Do you access client data in any additional circumstance not yet specified in this disclosure?
Please refer to Section 3 “Information Sharing and Disclosure” of the privacy policy for further details.
https://www.dropbox.com/privacy

return to the top

Data Breach Notification

Do you have a policy in place for dealing with data loss or breach?
Not available

Do you notify clients if their data has been lost or compromised?
Not available

return to the top

Backup and Maintenance

Does your service support data versioning?
Yes. Personal & Pro users have access to their file versions for the last 30 days.
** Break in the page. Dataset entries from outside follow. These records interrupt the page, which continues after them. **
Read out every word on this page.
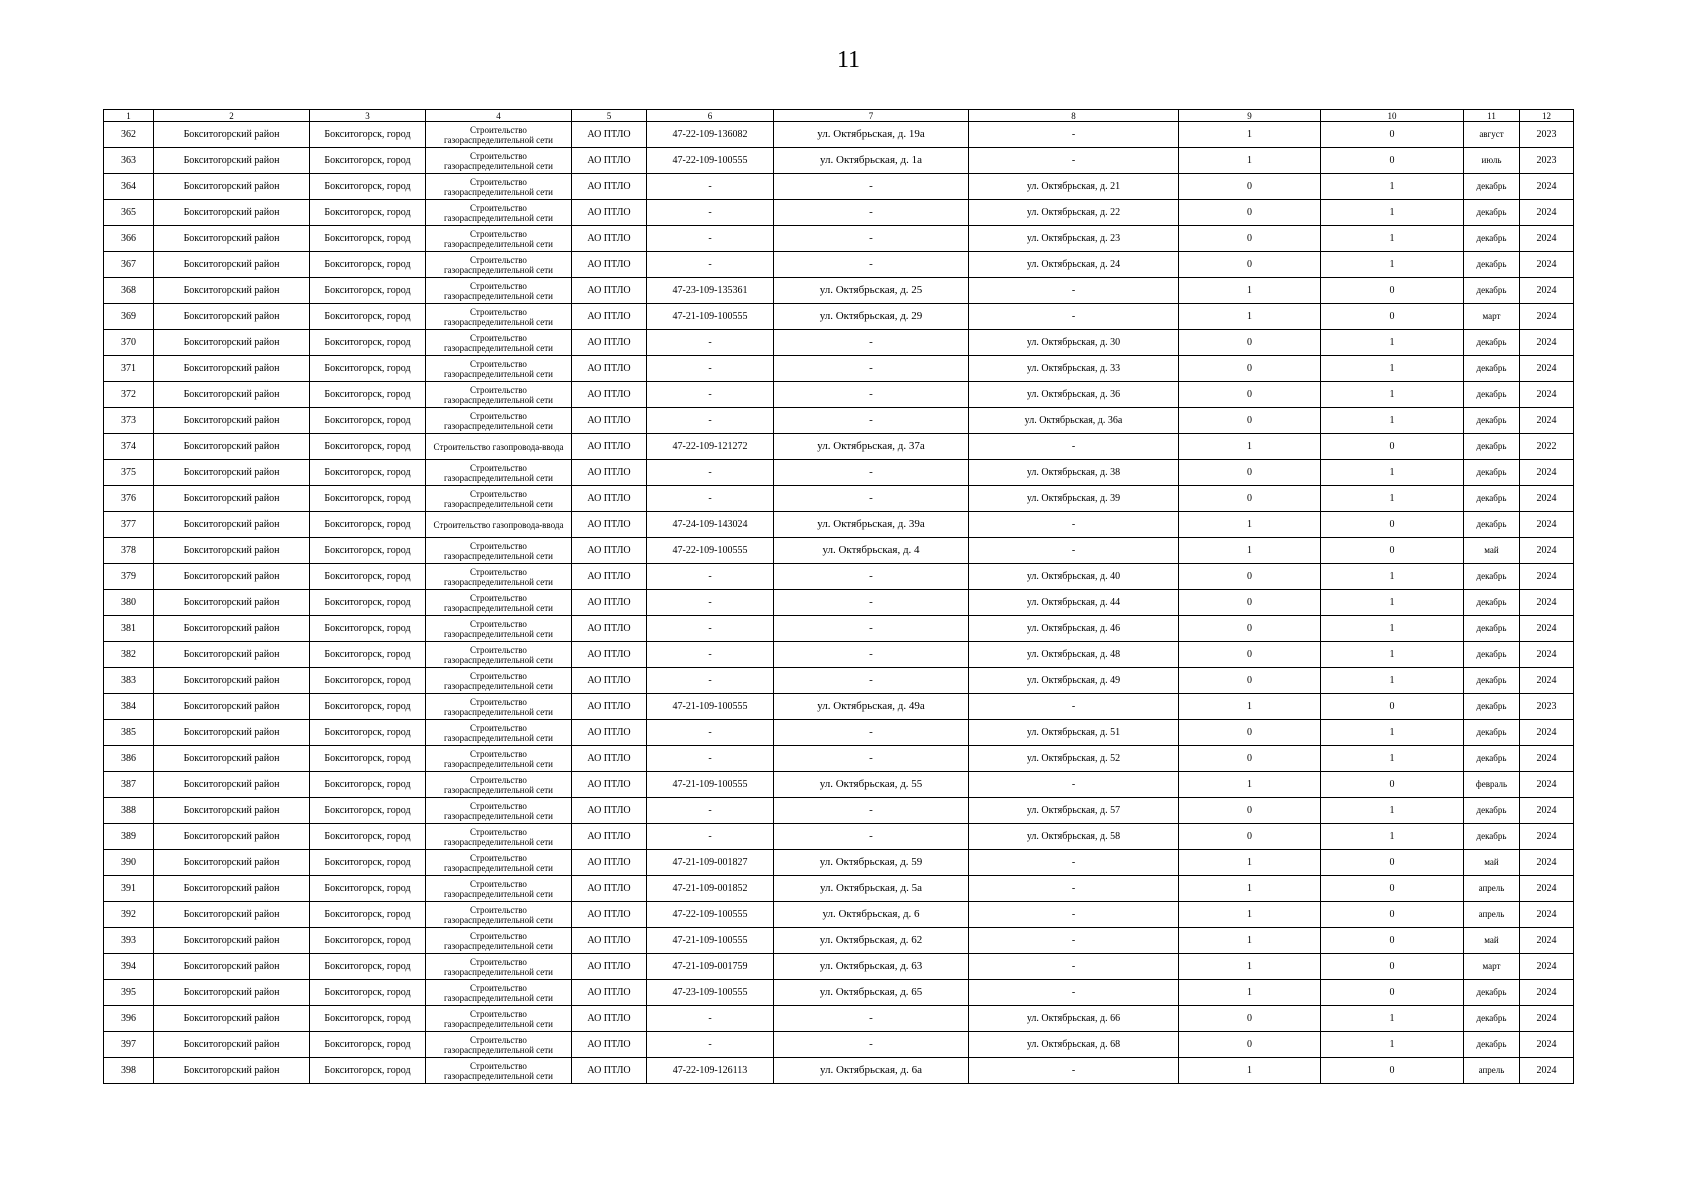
11
1	2	3	4	5	6	7	8	9	10	11	12
362	Бокситогорский район	Бокситогорск, город	Строительство газораспределительной сети	АО ПТЛО	47-22-109-136082	ул. Октябрьская, д. 19а	-	1	0	август	2023
363	Бокситогорский район	Бокситогорск, город	Строительство газораспределительной сети	АО ПТЛО	47-22-109-100555	ул. Октябрьская, д. 1а	-	1	0	июль	2023
364	Бокситогорский район	Бокситогорск, город	Строительство газораспределительной сети	АО ПТЛО	-	-	ул. Октябрьская, д. 21	0	1	декабрь	2024
365	Бокситогорский район	Бокситогорск, город	Строительство газораспределительной сети	АО ПТЛО	-	-	ул. Октябрьская, д. 22	0	1	декабрь	2024
366	Бокситогорский район	Бокситогорск, город	Строительство газораспределительной сети	АО ПТЛО	-	-	ул. Октябрьская, д. 23	0	1	декабрь	2024
367	Бокситогорский район	Бокситогорск, город	Строительство газораспределительной сети	АО ПТЛО	-	-	ул. Октябрьская, д. 24	0	1	декабрь	2024
368	Бокситогорский район	Бокситогорск, город	Строительство газораспределительной сети	АО ПТЛО	47-23-109-135361	ул. Октябрьская, д. 25	-	1	0	декабрь	2024
369	Бокситогорский район	Бокситогорск, город	Строительство газораспределительной сети	АО ПТЛО	47-21-109-100555	ул. Октябрьская, д. 29	-	1	0	март	2024
370	Бокситогорский район	Бокситогорск, город	Строительство газораспределительной сети	АО ПТЛО	-	-	ул. Октябрьская, д. 30	0	1	декабрь	2024
371	Бокситогорский район	Бокситогорск, город	Строительство газораспределительной сети	АО ПТЛО	-	-	ул. Октябрьская, д. 33	0	1	декабрь	2024
372	Бокситогорский район	Бокситогорск, город	Строительство газораспределительной сети	АО ПТЛО	-	-	ул. Октябрьская, д. 36	0	1	декабрь	2024
373	Бокситогорский район	Бокситогорск, город	Строительство газораспределительной сети	АО ПТЛО	-	-	ул. Октябрьская, д. 36а	0	1	декабрь	2024
374	Бокситогорский район	Бокситогорск, город	Строительство газопровода-ввода	АО ПТЛО	47-22-109-121272	ул. Октябрьская, д. 37а	-	1	0	декабрь	2022
375	Бокситогорский район	Бокситогорск, город	Строительство газораспределительной сети	АО ПТЛО	-	-	ул. Октябрьская, д. 38	0	1	декабрь	2024
376	Бокситогорский район	Бокситогорск, город	Строительство газораспределительной сети	АО ПТЛО	-	-	ул. Октябрьская, д. 39	0	1	декабрь	2024
377	Бокситогорский район	Бокситогорск, город	Строительство газопровода-ввода	АО ПТЛО	47-24-109-143024	ул. Октябрьская, д. 39а	-	1	0	декабрь	2024
378	Бокситогорский район	Бокситогорск, город	Строительство газораспределительной сети	АО ПТЛО	47-22-109-100555	ул. Октябрьская, д. 4	-	1	0	май	2024
379	Бокситогорский район	Бокситогорск, город	Строительство газораспределительной сети	АО ПТЛО	-	-	ул. Октябрьская, д. 40	0	1	декабрь	2024
380	Бокситогорский район	Бокситогорск, город	Строительство газораспределительной сети	АО ПТЛО	-	-	ул. Октябрьская, д. 44	0	1	декабрь	2024
381	Бокситогорский район	Бокситогорск, город	Строительство газораспределительной сети	АО ПТЛО	-	-	ул. Октябрьская, д. 46	0	1	декабрь	2024
382	Бокситогорский район	Бокситогорск, город	Строительство газораспределительной сети	АО ПТЛО	-	-	ул. Октябрьская, д. 48	0	1	декабрь	2024
383	Бокситогорский район	Бокситогорск, город	Строительство газораспределительной сети	АО ПТЛО	-	-	ул. Октябрьская, д. 49	0	1	декабрь	2024
384	Бокситогорский район	Бокситогорск, город	Строительство газораспределительной сети	АО ПТЛО	47-21-109-100555	ул. Октябрьская, д. 49а	-	1	0	декабрь	2023
385	Бокситогорский район	Бокситогорск, город	Строительство газораспределительной сети	АО ПТЛО	-	-	ул. Октябрьская, д. 51	0	1	декабрь	2024
386	Бокситогорский район	Бокситогорск, город	Строительство газораспределительной сети	АО ПТЛО	-	-	ул. Октябрьская, д. 52	0	1	декабрь	2024
387	Бокситогорский район	Бокситогорск, город	Строительство газораспределительной сети	АО ПТЛО	47-21-109-100555	ул. Октябрьская, д. 55	-	1	0	февраль	2024
388	Бокситогорский район	Бокситогорск, город	Строительство газораспределительной сети	АО ПТЛО	-	-	ул. Октябрьская, д. 57	0	1	декабрь	2024
389	Бокситогорский район	Бокситогорск, город	Строительство газораспределительной сети	АО ПТЛО	-	-	ул. Октябрьская, д. 58	0	1	декабрь	2024
390	Бокситогорский район	Бокситогорск, город	Строительство газораспределительной сети	АО ПТЛО	47-21-109-001827	ул. Октябрьская, д. 59	-	1	0	май	2024
391	Бокситогорский район	Бокситогорск, город	Строительство газораспределительной сети	АО ПТЛО	47-21-109-001852	ул. Октябрьская, д. 5а	-	1	0	апрель	2024
392	Бокситогорский район	Бокситогорск, город	Строительство газораспределительной сети	АО ПТЛО	47-22-109-100555	ул. Октябрьская, д. 6	-	1	0	апрель	2024
393	Бокситогорский район	Бокситогорск, город	Строительство газораспределительной сети	АО ПТЛО	47-21-109-100555	ул. Октябрьская, д. 62	-	1	0	май	2024
394	Бокситогорский район	Бокситогорск, город	Строительство газораспределительной сети	АО ПТЛО	47-21-109-001759	ул. Октябрьская, д. 63	-	1	0	март	2024
395	Бокситогорский район	Бокситогорск, город	Строительство газораспределительной сети	АО ПТЛО	47-23-109-100555	ул. Октябрьская, д. 65	-	1	0	декабрь	2024
396	Бокситогорский район	Бокситогорск, город	Строительство газораспределительной сети	АО ПТЛО	-	-	ул. Октябрьская, д. 66	0	1	декабрь	2024
397	Бокситогорский район	Бокситогорск, город	Строительство газораспределительной сети	АО ПТЛО	-	-	ул. Октябрьская, д. 68	0	1	декабрь	2024
398	Бокситогорский район	Бокситогорск, город	Строительство газораспределительной сети	АО ПТЛО	47-22-109-126113	ул. Октябрьская, д. 6а	-	1	0	апрель	2024
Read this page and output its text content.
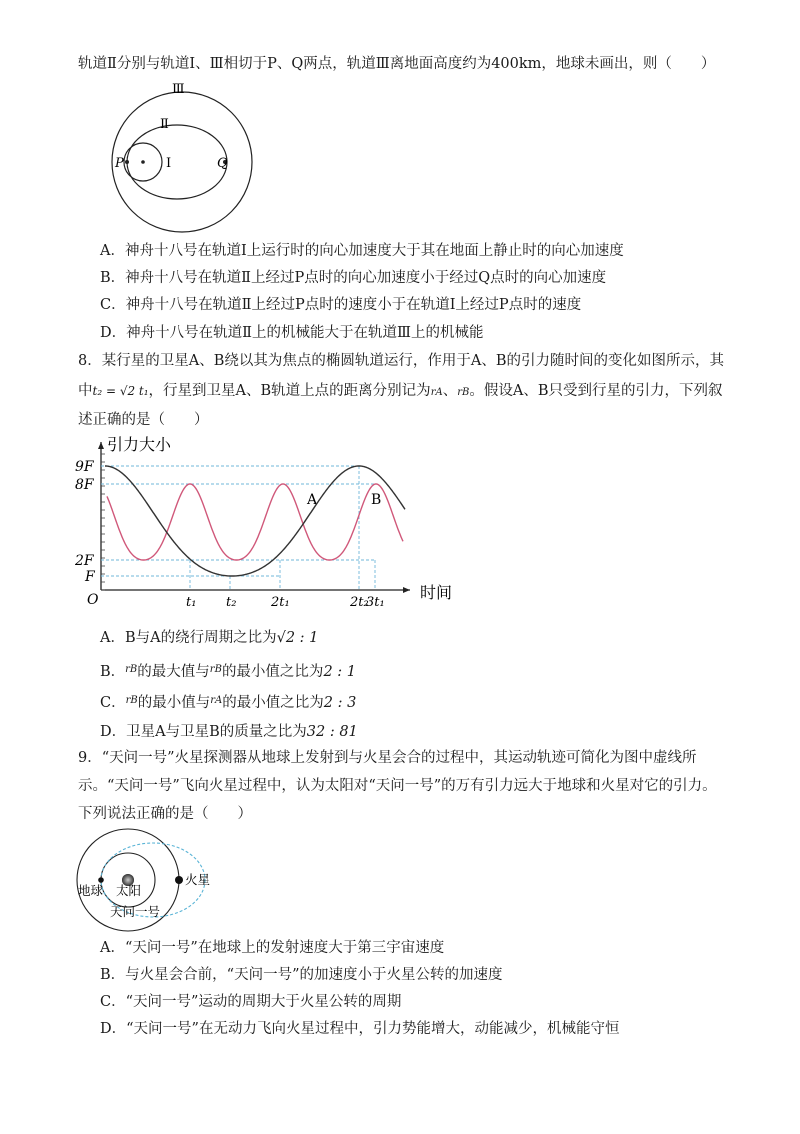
轨道Ⅱ分别与轨道Ⅰ、Ⅲ相切于P、Q两点，轨道Ⅲ离地面高度约为400km，地球未画出，则（　　）
Ⅲ
Ⅱ
Ⅰ
P	Q
A．神舟十八号在轨道Ⅰ上运行时的向心加速度大于其在地面上静止时的向心加速度
B．神舟十八号在轨道Ⅱ上经过P点时的向心加速度小于经过Q点时的向心加速度
C．神舟十八号在轨道Ⅱ上经过P点时的速度小于在轨道Ⅰ上经过P点时的速度
D．神舟十八号在轨道Ⅱ上的机械能大于在轨道Ⅲ上的机械能
8．某行星的卫星A、B绕以其为焦点的椭圆轨道运行，作用于A、B的引力随时间的变化如图所示，其
中t₂ = √2 t₁，行星到卫星A、B轨道上点的距离分别记为rA、rB。假设A、B只受到行星的引力，下列叙
述正确的是（　　）
引力大小
时间
O
9F
8F
2F
F
t₁ t₂	2t₁	2t₂
3t₁
A	B
A．B与A的绕行周期之比为√2 : 1
B．$^{rB}$的最大值与$^{rB}$的最小值之比为2 : 1
C．$^{rB}$的最小值与$^{rA}$的最小值之比为2 : 3
D．卫星A与卫星B的质量之比为32 : 81
9．“天问一号”火星探测器从地球上发射到与火星会合的过程中，其运动轨迹可简化为图中虚线所示。“天问一号”飞向火星过程中，认为太阳对“天问一号”的万有引力远大于地球和火星对它的引力。下列说法正确的是（　　）
地球 太阳
火星
天问一号
A．“天问一号”在地球上的发射速度大于第三宇宙速度
B．与火星会合前，“天问一号”的加速度小于火星公转的加速度
C．“天问一号”运动的周期大于火星公转的周期
D．“天问一号”在无动力飞向火星过程中，引力势能增大，动能减少，机械能守恒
Pro users with the “Packrat” and Teams users addon have unlimited data versioning (all versions are saved forever).
https://www.dropbox.com/help/11/en

How often are service/client data backups performed?
Not available

What method is used to perform service/client data backups?
Dropbox and Amazon keep redundant backups of all data over multiple locations to prevent the remote possibility of data loss. In the unlikely event that this redundancy were to fail, Dropbox folders linked to a desktop computer client will still contain copies of your files (except files you’ve chosen not to sync using Selective Sync).
https://www.dropbox.com/privacy#security

How long is backup data retained for?
Not available

return to the top

Disclaimer

The information in this report is provided “AS IS” without warranty of any kind, express or implied. Please use good judgement and verify the information you consider important before basing any decisions on it.